WE ALWAYS stress to all our customers that it is vital to arrive at the airport at least one-and-a-half hours before your flight time, particularly at busy times of the year, such as Christmas. This advice is reinforced by the news that, according to the consumer magazine Which?, more than 150 Ryanair passengers missed their flights from Stansted in one week in September because of long check-in queues.
In busy holiday periods, up to 45,000 people a day use the London airport and Ryanair has blamed the British Airports Authority (BAA) for the delays, saying it is failing to provide enough staff, despite a security upgrade since the August 10 terror alert. “Ryanair apologises to all our passengers for the continuing security delays at Stansted, caused by the failure of BAA, which runs Stansted Airport, (as well as Gatwick, Heathrow, Glasgow, Edinburgh, Aberdeen and Southampton) to fully staff their security points through peak periods,” said a spokesman.
According to Ryanair’s Stansted security log, in the first two weeks of November, the 14 security desks at Stansted were only fully manned for a total of 14 hours. On many days several security desks allegedly remained closed all day. On the two Saturdays monitored, at the busiest time between 8am and 10am, as many as nine of the 14 security desks remained unmanned, they claim.
A spokesman for BAA Stansted said new staff were being recruited to alleviate the problem. “By early December there will be 160 new staff in place,” he said. “After August 10, the world changed and we didn’t have to cope with these security restrictions before then. But we have been recruiting new staff since.”
Ryanair has said it has taken too long for anything to have been done. “BAA Stansted plan to fix this staffing problem sometime in December, four months after the events of August 10,” said a spokesman. “This is simply not good enough.
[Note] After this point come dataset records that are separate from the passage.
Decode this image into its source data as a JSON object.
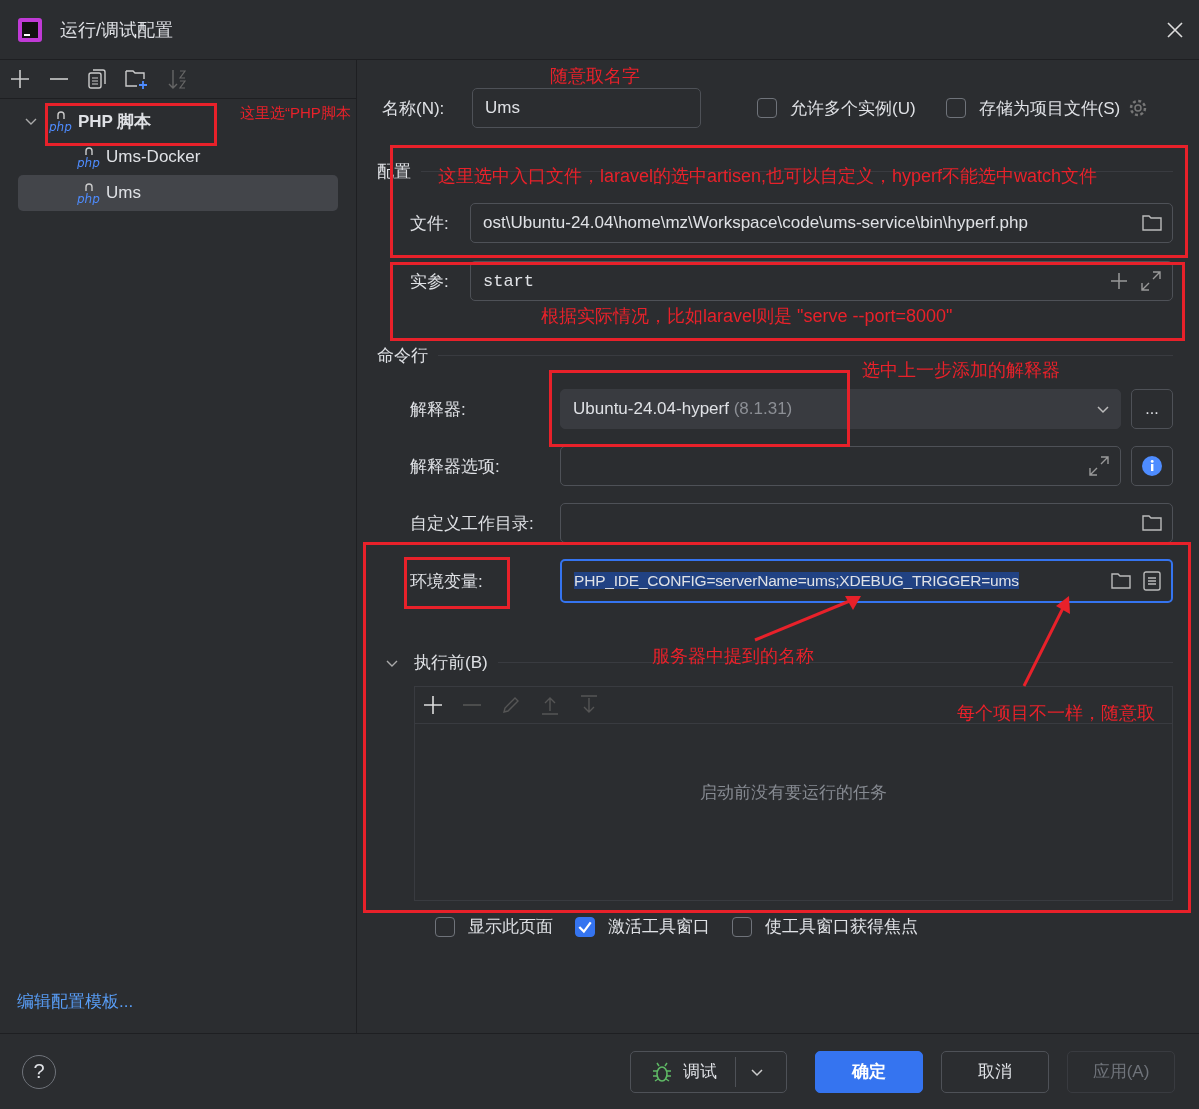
{
  "window": {
    "title": "运行/调试配置"
  },
  "tree": [
    {
      "label": "PHP 脚本",
      "icon": "php",
      "expanded": true,
      "selected": false,
      "children": [
        {
          "label": "Ums-Docker",
          "icon": "php",
          "selected": false
        },
        {
          "label": "Ums",
          "icon": "php",
          "selected": true
        }
      ]
    }
  ],
  "edit_templates_link": "编辑配置模板...",
  "name_field": {
    "label": "名称(N):",
    "value": "Ums"
  },
  "options": [
    {
      "label": "允许多个实例(U)",
      "checked": false
    },
    {
      "label": "存储为项目文件(S)",
      "checked": false
    }
  ],
  "config_section": "配置",
  "file_field": {
    "label": "文件:",
    "value": "ost\\Ubuntu-24.04\\home\\mz\\Workspace\\code\\ums-service\\bin\\hyperf.php"
  },
  "args_field": {
    "label": "实参:",
    "value": "start"
  },
  "command_section": "命令行",
  "interpreter": {
    "label": "解释器:",
    "value": "Ubuntu-24.04-hyperf",
    "version": "(8.1.31)",
    "more": "..."
  },
  "interpreter_options": {
    "label": "解释器选项:"
  },
  "working_dir": {
    "label": "自定义工作目录:"
  },
  "env_vars": {
    "label": "环境变量:",
    "value": "PHP_IDE_CONFIG=serverName=ums;XDEBUG_TRIGGER=ums",
    "focused": true
  },
  "before_launch": {
    "label": "执行前(B)",
    "expanded": true,
    "empty_text": "启动前没有要运行的任务"
  },
  "launch_options": [
    {
      "label": "显示此页面",
      "checked": false
    },
    {
      "label": "激活工具窗口",
      "checked": true
    },
    {
      "label": "使工具窗口获得焦点",
      "checked": false
    }
  ],
  "help": "?",
  "buttons": [
    {
      "label": "调试",
      "kind": "split"
    },
    {
      "label": "确定",
      "kind": "primary"
    },
    {
      "label": "取消",
      "kind": "normal"
    },
    {
      "label": "应用(A)",
      "kind": "disabled"
    }
  ],
  "annotations": [
    "这里选“PHP脚本",
    "随意取名字",
    "这里选中入口文件，laravel的选中artisen,也可以自定义，hyperf不能选中watch文件",
    "根据实际情况，比如laravel则是 \"serve --port=8000\"",
    "选中上一步添加的解释器",
    "服务器中提到的名称",
    "每个项目不一样，随意取"
  ]
}
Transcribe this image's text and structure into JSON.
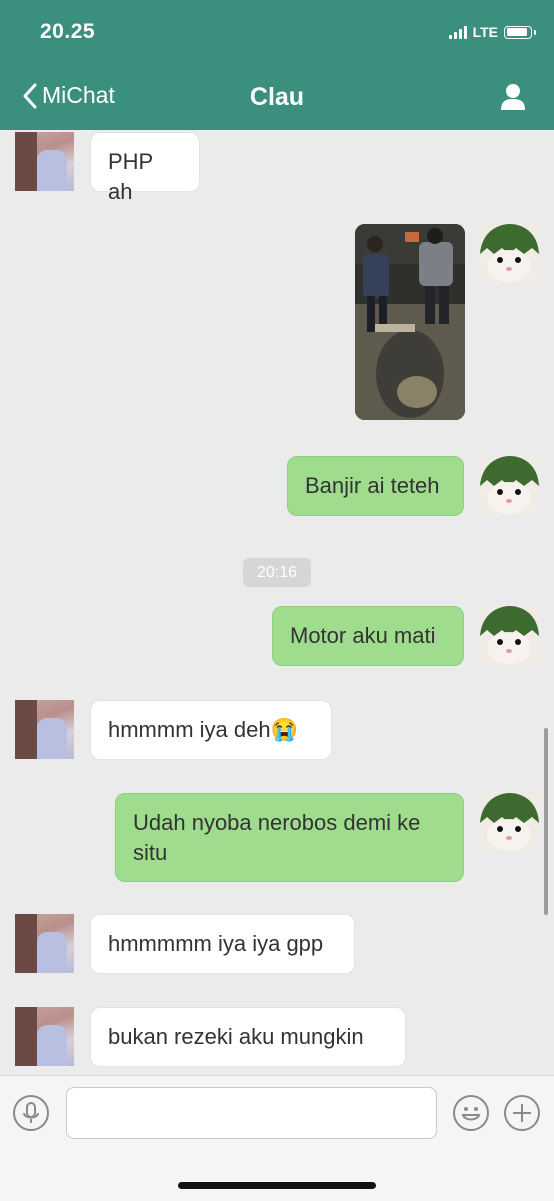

These queues and delays are unique to Stansted and don’t happen at any of the other 18 UK airports from which Ryanair operates.”
BAA announced this week that it would employ an additional 500 security staff across all of its airports and spend more money on X-ray machines following the security alert at London airports.
“Our additional investment in nearly 500 new security staff amounts to an extra 16 million pounds sterling a year on top of the 200 million plus that we already spend on security,” said BAA chief executive Stephen Nelson.
Easyjet, which also flies out of Stansted, said it had had no problems with BAA over passengers clearing security in time.
A spokeswoman said that if someone arrived at Stansted in plenty of time, but failed to make their flight due to queues at check-in or security, it would rebook them on the next available flight at no extra cost.
A British Airways spokesman said it would consider the issue on a case-by-case basis.